Longest Common Extensions with Wildcards: Trade-off and Applications
Gabriel Bathie, Itai Boneh, Panagiotis Charalampopoulos, Jonas Ellert, Tatiana Starikovskaya
TL;DR
This work studies Longest Common Extension with wildcards (LCEW) by parameterizing the input string's wildcard structure with $G$, the number of maximal wildcard groups. It introduces a simple deterministic data structure achieving a flexible time-space trade-off: for any $t$ in $[1,G]$, use $O(nG/t)$ space, build in $O(n(G/t)\, ext{log} )$ time, and answer queries in $O(t)$ time, thereby smoothly interpolating between existing approaches. The authors connect LCEW to Boolean matrix multiplication to prove near-optimality (up to subpolynomial factors) for combinatorial data structures and derive a deterministic sparse Boolean matrix multiplication algorithm via LCEW reductions. They also establish conditional lower bounds from 3SUM and Set-Disjointness and demonstrate practical benefits by applying the LCEW framework to faster approximate pattern matching with wildcards and to the computation of periodicity-related arrays. Overall, the paper provides a cohesive theory linking LCEW data structures, lower bounds, and algorithmic applications in string processing with wildcards.
Abstract
We study the Longest Common Extension (LCE) problem in a string containing wildcards. Wildcards (also called "don't cares" or "holes") are special characters that match any other character in the alphabet, similar to the character "?" in Unix commands or "." in regular expression engines. We consider the problem parametrized by $G$, the number of maximal contiguous groups of wildcards in the input string. Our main contribution is a simple data structure for this problem that can be built in $O(n (G/t) \log n)$ time, occupies $O(nG/t)$ space, and answers queries in $O(t)$ time, for any $t \in [1, G]$. Up to the $O(\log n)$ factor, this interpolates smoothly between the data structure of Crochemore et al. [JDA 2015], which has $O(nG)$ preprocessing time and space, and $O(1)$ query time, and a simple solution based on the "kangaroo jumping" technique [Landau and Vishkin, STOC 1986], which has $O(n)$ preprocessing time and space, and $O(G)$ query time.

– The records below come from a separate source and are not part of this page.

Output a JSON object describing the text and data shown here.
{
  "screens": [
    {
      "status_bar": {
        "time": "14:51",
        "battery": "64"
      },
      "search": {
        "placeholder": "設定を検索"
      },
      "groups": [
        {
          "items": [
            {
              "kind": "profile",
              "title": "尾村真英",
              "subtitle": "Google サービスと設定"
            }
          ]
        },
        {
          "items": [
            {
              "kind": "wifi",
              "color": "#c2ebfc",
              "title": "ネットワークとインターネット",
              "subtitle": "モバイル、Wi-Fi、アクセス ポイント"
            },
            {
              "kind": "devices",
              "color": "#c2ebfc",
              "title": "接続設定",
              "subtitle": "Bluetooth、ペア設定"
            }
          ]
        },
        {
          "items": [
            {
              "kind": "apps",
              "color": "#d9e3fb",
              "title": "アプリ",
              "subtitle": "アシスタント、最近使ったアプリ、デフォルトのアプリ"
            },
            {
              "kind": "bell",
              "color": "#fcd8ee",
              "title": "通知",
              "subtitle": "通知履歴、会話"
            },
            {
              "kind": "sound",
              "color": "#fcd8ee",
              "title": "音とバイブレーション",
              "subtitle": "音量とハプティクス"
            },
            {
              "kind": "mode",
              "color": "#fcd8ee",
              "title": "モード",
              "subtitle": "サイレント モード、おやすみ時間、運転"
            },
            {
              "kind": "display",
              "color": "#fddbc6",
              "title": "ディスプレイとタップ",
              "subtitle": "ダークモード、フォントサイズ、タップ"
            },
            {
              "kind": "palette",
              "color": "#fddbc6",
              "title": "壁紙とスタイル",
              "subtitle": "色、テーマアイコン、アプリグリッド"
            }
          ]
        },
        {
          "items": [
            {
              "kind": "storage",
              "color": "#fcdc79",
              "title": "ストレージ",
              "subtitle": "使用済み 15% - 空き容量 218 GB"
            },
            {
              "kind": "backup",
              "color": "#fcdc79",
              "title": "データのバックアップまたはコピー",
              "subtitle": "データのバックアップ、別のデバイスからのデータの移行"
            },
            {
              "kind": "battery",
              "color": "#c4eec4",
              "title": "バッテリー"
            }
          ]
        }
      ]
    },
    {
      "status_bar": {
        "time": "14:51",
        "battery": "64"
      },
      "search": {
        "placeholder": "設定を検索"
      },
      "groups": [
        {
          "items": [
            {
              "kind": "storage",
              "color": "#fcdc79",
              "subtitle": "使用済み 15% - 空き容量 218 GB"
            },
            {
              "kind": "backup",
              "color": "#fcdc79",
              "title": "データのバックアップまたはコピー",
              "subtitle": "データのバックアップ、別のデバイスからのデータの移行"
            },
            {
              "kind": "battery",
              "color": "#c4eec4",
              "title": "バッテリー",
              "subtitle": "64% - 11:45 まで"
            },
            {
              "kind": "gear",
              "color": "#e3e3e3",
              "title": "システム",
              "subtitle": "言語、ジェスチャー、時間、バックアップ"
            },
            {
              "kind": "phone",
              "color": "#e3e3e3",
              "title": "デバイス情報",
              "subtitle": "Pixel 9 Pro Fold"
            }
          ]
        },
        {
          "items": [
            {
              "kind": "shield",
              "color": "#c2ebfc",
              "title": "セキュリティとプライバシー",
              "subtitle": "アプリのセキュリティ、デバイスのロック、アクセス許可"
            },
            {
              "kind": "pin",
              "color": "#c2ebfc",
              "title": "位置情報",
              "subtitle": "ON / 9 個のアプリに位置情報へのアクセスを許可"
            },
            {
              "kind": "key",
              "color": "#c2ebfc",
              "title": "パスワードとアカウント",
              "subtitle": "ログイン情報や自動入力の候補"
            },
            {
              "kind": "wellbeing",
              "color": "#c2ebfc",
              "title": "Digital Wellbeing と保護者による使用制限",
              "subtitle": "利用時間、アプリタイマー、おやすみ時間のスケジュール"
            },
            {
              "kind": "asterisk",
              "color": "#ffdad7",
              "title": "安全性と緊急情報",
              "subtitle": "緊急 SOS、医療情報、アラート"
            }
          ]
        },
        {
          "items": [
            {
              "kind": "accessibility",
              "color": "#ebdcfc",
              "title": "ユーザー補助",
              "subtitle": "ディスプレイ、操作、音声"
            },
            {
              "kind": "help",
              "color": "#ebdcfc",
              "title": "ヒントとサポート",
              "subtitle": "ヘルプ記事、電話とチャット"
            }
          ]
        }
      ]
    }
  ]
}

By establishing a connection between this problem and Boolean matrix multiplication, we show that our solution is optimal, up to subpolynomial factors, among combinatorial data structures when $G = Ω(n^ε)$ under a widely believed hypothesis. In addition, we develop a simple deterministic combinatorial algorithm for sparse Boolean matrix multiplication. We further establish a conditional lower bound for non-combinatorial data structures, stating that $O(nG/t^4)$ preprocessing time (resp. space) is optimal, up to subpolynomial factors, for any data structure with query time $t$ for a wide range of $t$ and $G$, assuming the well-established $\textsf{3SUM}$ (resp. $\textsf{Set-Disjointness}$) conjecture. Finally, we show that our data structure can be used to obtain efficient algorithms for approximate pattern matching and structural analysis of strings with wildcards.